The Egyptians had always practiced a thorough form of medicine, and in 1248 the Mansuri hospital was opened in Cairo. It was the most advanced and largest hospital ever built, and stood on a creed to serve everyone regardless of their race, religion or status. Travelers came from all over the world to seek medical treatment at Mansuri.

Asia also has a history of medical tourism. India has a deep tradition of yoga and Ayurvedic medicine that has been attracting health travelers for 5,000 years. India was one of the world’s great centers of alternative medicine and remains popular today. Japan’s wealth of mineral springs known as onsen have also been favorite health retreats for their therapeutic properties for centuries.

Medical tourism appeared in Europe in the 16th century as the elite rediscovered the ancient Roman baths. Tourist destinations grew up around these spas in places like Bath, Baden Baden, St Moritz and Ville d’Eaux. Bath in particular became globally popular since it enjoyed royal patronage.

In the 18th century, England saw a boom of dedicated spa towns and sanatoriums catering to those who could afford to make the trip. These places were almost always centered around natural hot springs, as the mineral waters were believed to treat all kinds of disease, from gout to bronchitis.

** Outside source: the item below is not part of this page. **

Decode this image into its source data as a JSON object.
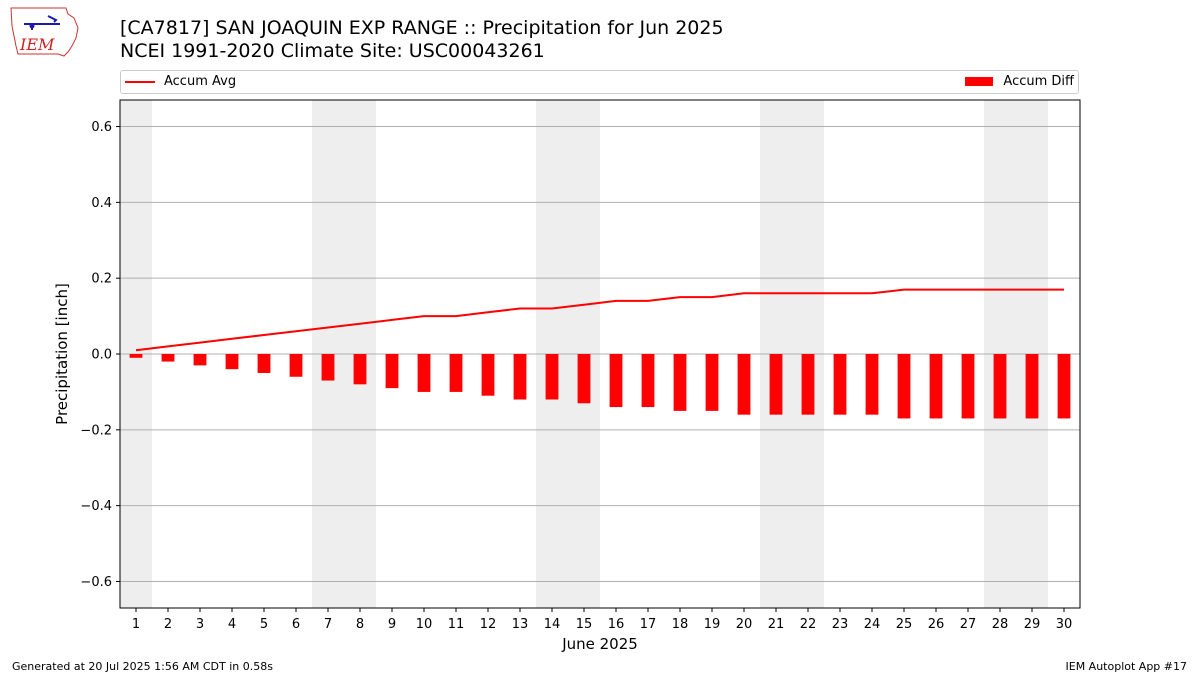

The medical tourism industry has evolved in recent years to focus more on surgical procedures in countries where the cost is significantly cheaper than in the patient’s home nation. Citizens of the United States, for example, often travel to Thailand or India for heart surgery at a fraction of the cost of the same treatment in the US. Cosmetic surgery and dental care are other sectors of health care that can be done abroad.

As a result of the economic savings gained by traveling abroad to get medical procedures done, the booming medical tourism travel industry looks set to continue growing. Today, patients combine their medical treatment with a few days or weeks of relaxing holiday afterwards. The countries providing the medical services are also realizing the huge economic benefits of maintaining this travel niche.